В бешеном темпе мы гнали верблюдов почти час, когда Ивонна вдруг покачнулась в седле. Не подхвати ее Хопкинс, и она рухнула бы на песок… Девушка потеряла сознание. Удивительно, как она держалась до сих пор… Зато нам удалось отъехать достаточно далеко, и наши пути с отрядом преследователей теперь не должны были пересечься. Ивонна безжизненно распласталась на песке. Мы растирали ей руки, ноги, влили в рот глоток рома и не скупились на воду, которой оставалось совсем мало. Положили ей на голову холодный компресс. Или нам удастся пополнить запасы в Азумбаре, или… будем готовиться к концу.

– Вот что, ребята, – обратился к нам Альфонс Ничейный, когда Ивонна забылась сном. – В течение дня каждому из вас достанется по глотку, а эту полную фляжку прибережем для Ивонны. Понимаю, что трудно, но… как-нибудь выдержим.

– А ты?

– Я обойдусь без воды.

– Да пошел ты!.. – озлился Хопкинс. – Наглел время героя строить! Ты такой же, как мы, ничуть не лучше! Заруби это себе на носу!

– Но мне правда не хочется пить…

– Тогда твою долю выльем в песок! – не сдавался Хопкинс.

– И я тоже пить не стану! – поддержал я его.

Вдвоем мы сломили сопротивление Ничейного. Он получил свой глоток воды, но запас наш на том и иссяк. Ивонна не догадывалась, что мы подносим к губам пустую флягу, и нам удавалось держать ее в заблуждении. Без воды, под палящим солнцем – мука адова, зато у Ивонны оставалось еще целых поллитра воды, когда наконец вдали показалось отрадное для глаз темно-зеленое пятно. Оазис Азумбар!

А мы даже говорить не могли, только шепотом: язык потрескался, горло распухло от жажды. И все же мы не забывали время от времени подносить к пересохшим губам пустую фляжку.

– Здесь и расположимся лагерем, – неузнаваемо хриплым голосом выдавил из себя Альфонс Ничейный.

Ивонна бодро соскочила наземь, а вот в нас особой прыти не наблюдалось. Я нечаянно обронил свою фляжку, колпачок отскочил и покатился прочь.

– Вода! – испуганно вскрикнула Ивонна и проворно подхватила фляжку, откуда не вытекло ни капли. Изумлению ее не было границ, а мы не решались взглянуть друг на друга. Девушка сунула внутрь палец, ощупала горлышко фляжки – разумеется, оно было сухим, суше не бывает.

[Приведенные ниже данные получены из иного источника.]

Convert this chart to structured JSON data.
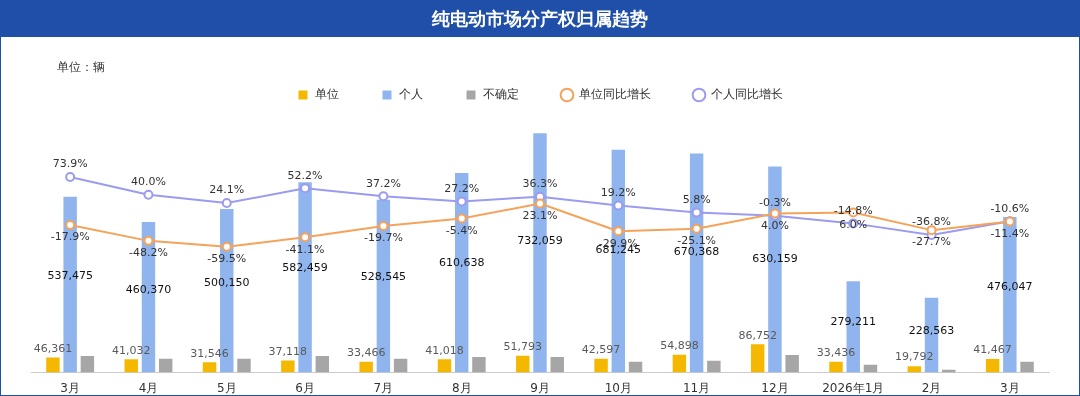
{
  "chart_data": {
    "type": "bar",
    "title": "纯电动市场分产权归属趋势",
    "annotations": [
      "单位：辆"
    ],
    "categories": [
      "3月",
      "4月",
      "5月",
      "6月",
      "7月",
      "8月",
      "9月",
      "10月",
      "11月",
      "12月",
      "2026年1月",
      "2月",
      "3月"
    ],
    "tick_labels": "x",
    "grid": false,
    "legend": "top",
    "marker": "circle",
    "series": [
      {
        "name": "单位",
        "color": "#f5b800",
        "values": [
          46361,
          41032,
          31546,
          37118,
          33466,
          41018,
          51793,
          42597,
          54898,
          86752,
          33436,
          19792,
          41467
        ],
        "value_labels": [
          "46,361",
          "41,032",
          "31,546",
          "37,118",
          "33,466",
          "41,018",
          "51,793",
          "42,597",
          "54,898",
          "86,752",
          "33,436",
          "19,792",
          "41,467"
        ]
      },
      {
        "name": "个人",
        "color": "#8fb4ee",
        "values": [
          537475,
          460370,
          500150,
          582459,
          528545,
          610638,
          732059,
          681245,
          670368,
          630159,
          279211,
          228563,
          476047
        ],
        "value_labels": [
          "537,475",
          "460,370",
          "500,150",
          "582,459",
          "528,545",
          "610,638",
          "732,059",
          "681,245",
          "670,368",
          "630,159",
          "279,211",
          "228,563",
          "476,047"
        ]
      },
      {
        "name": "不确定",
        "color": "#a6a6a6",
        "values": [
          51000,
          42000,
          42000,
          51000,
          42000,
          48000,
          48000,
          33000,
          36000,
          54000,
          24000,
          9000,
          33000
        ]
      },
      {
        "name": "单位同比增长",
        "type": "line",
        "axis": "y2",
        "color": "#f5a35a",
        "values": [
          -17.9,
          -48.2,
          -59.5,
          -41.1,
          -19.7,
          -5.4,
          23.1,
          -29.9,
          -25.1,
          4.0,
          6.0,
          -27.7,
          -11.4
        ],
        "value_labels": [
          "-17.9%",
          "-48.2%",
          "-59.5%",
          "-41.1%",
          "-19.7%",
          "-5.4%",
          "23.1%",
          "-29.9%",
          "-25.1%",
          "4.0%",
          "6.0%",
          "-27.7%",
          "-11.4%"
        ]
      },
      {
        "name": "个人同比增长",
        "type": "line",
        "axis": "y2",
        "color": "#9b9bf0",
        "values": [
          73.9,
          40.0,
          24.1,
          52.2,
          37.2,
          27.2,
          36.3,
          19.2,
          5.8,
          -0.3,
          -14.8,
          -36.8,
          -10.6
        ],
        "value_labels": [
          "73.9%",
          "40.0%",
          "24.1%",
          "52.2%",
          "37.2%",
          "27.2%",
          "36.3%",
          "19.2%",
          "5.8%",
          "-0.3%",
          "-14.8%",
          "-36.8%",
          "-10.6%"
        ]
      }
    ]
  }
}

Ивонна вскинула на нас взгляд, ласковый и грустный; глаза ее наполнились слезами.

– Вы… отдали мне… всю воду?

– Какие пустяки… Не о чем говорить… – Мне и правда не приходило на ум ничего путного.

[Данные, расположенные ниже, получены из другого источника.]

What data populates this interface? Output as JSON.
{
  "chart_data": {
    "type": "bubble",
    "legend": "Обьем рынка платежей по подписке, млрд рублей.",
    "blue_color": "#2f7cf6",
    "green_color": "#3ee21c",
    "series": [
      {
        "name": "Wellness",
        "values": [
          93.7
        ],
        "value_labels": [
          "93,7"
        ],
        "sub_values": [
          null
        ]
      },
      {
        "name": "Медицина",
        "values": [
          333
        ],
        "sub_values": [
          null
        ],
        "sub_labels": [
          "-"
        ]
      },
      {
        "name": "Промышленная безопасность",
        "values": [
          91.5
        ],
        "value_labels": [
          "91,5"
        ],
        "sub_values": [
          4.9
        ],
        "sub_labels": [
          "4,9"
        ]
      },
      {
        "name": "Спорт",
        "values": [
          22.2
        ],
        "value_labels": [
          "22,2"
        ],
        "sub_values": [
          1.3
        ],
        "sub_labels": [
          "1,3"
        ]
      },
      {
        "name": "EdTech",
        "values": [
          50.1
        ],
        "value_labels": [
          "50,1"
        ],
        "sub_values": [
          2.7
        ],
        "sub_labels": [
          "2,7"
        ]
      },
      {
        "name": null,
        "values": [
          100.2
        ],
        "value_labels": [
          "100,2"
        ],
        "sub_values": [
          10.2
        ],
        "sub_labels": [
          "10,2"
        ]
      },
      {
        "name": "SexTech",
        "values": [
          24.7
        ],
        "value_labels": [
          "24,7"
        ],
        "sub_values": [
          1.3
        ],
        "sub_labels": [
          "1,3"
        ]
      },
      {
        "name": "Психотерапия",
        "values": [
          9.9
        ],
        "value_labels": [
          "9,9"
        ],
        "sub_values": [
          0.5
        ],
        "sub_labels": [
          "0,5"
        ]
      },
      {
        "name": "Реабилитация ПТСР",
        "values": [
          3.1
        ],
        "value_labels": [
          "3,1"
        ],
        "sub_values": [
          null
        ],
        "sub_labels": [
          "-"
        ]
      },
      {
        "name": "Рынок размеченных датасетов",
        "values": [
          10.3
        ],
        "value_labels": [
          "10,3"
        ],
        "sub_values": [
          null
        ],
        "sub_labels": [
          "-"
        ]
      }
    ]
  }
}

Она стиснула мою руку в ладонях.

– Смогу ли я когда-нибудь расплатиться с вами за все… что вы для меня сделали?

Альфонс Ничейный возился с верблюжьим седлом, а Хопкинс буркнул нечто вроде того, что мы, мол, в свое время предъявим счет, и прикинулся сердитым. Но Ивонна подошла к нему и нежно обхватила руками его заросшую щетиной физиономию.

– Сколько бы вы ни притворялись, уж я-то знаю, что вы – истинный рыцарь и мушкетер.

– Я бы попросил не обзываться тут по-всякому!.. – взъерепенился было Хопкинс, но Ивонна внезапно чмокнула его в щеку. Наш Чурбан зарделся, что твоя красная девица, и даже икнул на нервной почве.